While shops were open to all, access to leisure sites like gyms and theatres was limited to people who have had both doses of the vaccine more than a week prior or those who have recovered from the disease with presumed immunity.

Those people get "Green Pass" status displayed on a Health Ministry app.

Mask wearing and social distancing measures are still in force.

Dancing is barred at banquet halls, and synagogues, mosques or churches are required to halve their normal number of worshippers.

Coming exactly a year after Israel's first documented coronavirus case, Sunday's easing of curbs is part of a government plan to open the economy more widely next month, when Prime Minister Benjamin Netanyahu is up for re-election.

"We are the first country in the world that is reviving itself thanks to the millions of vaccines we brought in," he tweeted. "Vaccinated? Get the Green Pass and get back to life."

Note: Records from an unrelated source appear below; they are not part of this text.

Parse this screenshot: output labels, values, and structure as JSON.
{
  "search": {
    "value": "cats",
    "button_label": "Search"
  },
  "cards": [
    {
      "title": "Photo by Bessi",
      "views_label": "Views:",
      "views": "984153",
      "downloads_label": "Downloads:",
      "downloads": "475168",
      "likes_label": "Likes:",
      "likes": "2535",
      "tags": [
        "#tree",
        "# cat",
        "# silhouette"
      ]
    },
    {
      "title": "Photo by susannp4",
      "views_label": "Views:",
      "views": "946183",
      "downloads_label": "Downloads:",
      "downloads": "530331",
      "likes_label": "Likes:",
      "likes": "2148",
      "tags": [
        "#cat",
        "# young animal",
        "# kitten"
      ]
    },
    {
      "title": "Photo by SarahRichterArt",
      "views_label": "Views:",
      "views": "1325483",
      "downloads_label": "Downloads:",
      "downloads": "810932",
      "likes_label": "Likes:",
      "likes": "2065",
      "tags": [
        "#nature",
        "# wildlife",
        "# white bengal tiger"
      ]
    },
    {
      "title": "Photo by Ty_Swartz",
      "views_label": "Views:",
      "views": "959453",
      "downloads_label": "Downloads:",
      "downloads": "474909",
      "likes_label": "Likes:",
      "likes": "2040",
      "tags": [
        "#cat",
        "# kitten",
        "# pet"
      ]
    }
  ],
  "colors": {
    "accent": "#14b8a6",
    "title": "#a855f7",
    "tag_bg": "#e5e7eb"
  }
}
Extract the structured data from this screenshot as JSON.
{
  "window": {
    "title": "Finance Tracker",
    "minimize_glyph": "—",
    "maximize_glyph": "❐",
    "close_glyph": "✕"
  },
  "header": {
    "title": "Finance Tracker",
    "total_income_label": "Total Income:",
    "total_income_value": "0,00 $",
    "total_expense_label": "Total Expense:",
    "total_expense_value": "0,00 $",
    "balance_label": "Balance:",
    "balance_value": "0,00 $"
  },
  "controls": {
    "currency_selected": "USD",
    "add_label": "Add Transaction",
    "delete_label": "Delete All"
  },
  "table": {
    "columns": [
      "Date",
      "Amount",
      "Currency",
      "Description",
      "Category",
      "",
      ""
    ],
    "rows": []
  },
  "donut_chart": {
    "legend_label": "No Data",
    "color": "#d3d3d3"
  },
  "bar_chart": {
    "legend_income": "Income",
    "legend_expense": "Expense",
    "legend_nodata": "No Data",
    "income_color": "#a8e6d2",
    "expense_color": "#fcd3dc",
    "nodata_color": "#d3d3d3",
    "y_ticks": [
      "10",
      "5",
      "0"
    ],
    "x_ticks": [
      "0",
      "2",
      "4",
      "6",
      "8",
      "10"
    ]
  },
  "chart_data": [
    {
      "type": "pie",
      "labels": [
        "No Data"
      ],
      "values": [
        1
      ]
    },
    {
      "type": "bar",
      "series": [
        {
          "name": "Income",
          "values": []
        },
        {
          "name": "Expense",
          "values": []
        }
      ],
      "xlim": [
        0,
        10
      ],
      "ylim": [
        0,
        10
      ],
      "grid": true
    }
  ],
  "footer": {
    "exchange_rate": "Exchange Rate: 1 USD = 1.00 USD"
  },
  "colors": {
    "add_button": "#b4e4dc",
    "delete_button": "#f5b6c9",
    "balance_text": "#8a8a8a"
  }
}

Israel has administered at least one dose of the Pfizer vaccine to more than 46 per cent of its nine million population, the Health Ministry says.

The risk of illness from Covid-19 dropped by 95.8 per cent among people who received both shots of the vaccine, the Health minisry said on Saturday.

The country has logged more than 740,000 cases and 5,500 deaths from the illness, prompting criticism of the Netanyahu government's sometimes patchy enforcement of three national lockdowns. It has pledged that there will not be a fourth.

But Dr Nachman Ash, a physician in charge of the country's pandemic response, told Army Radio that another lockdown "is still possible ... Half of the population is still not immune."

Elementary schoolers and students in the last two years of high school attended classes on Sunday in Israeli towns found to have contagion rates under control. Middle schoolers are due back by next month, after almost a year of remote learning.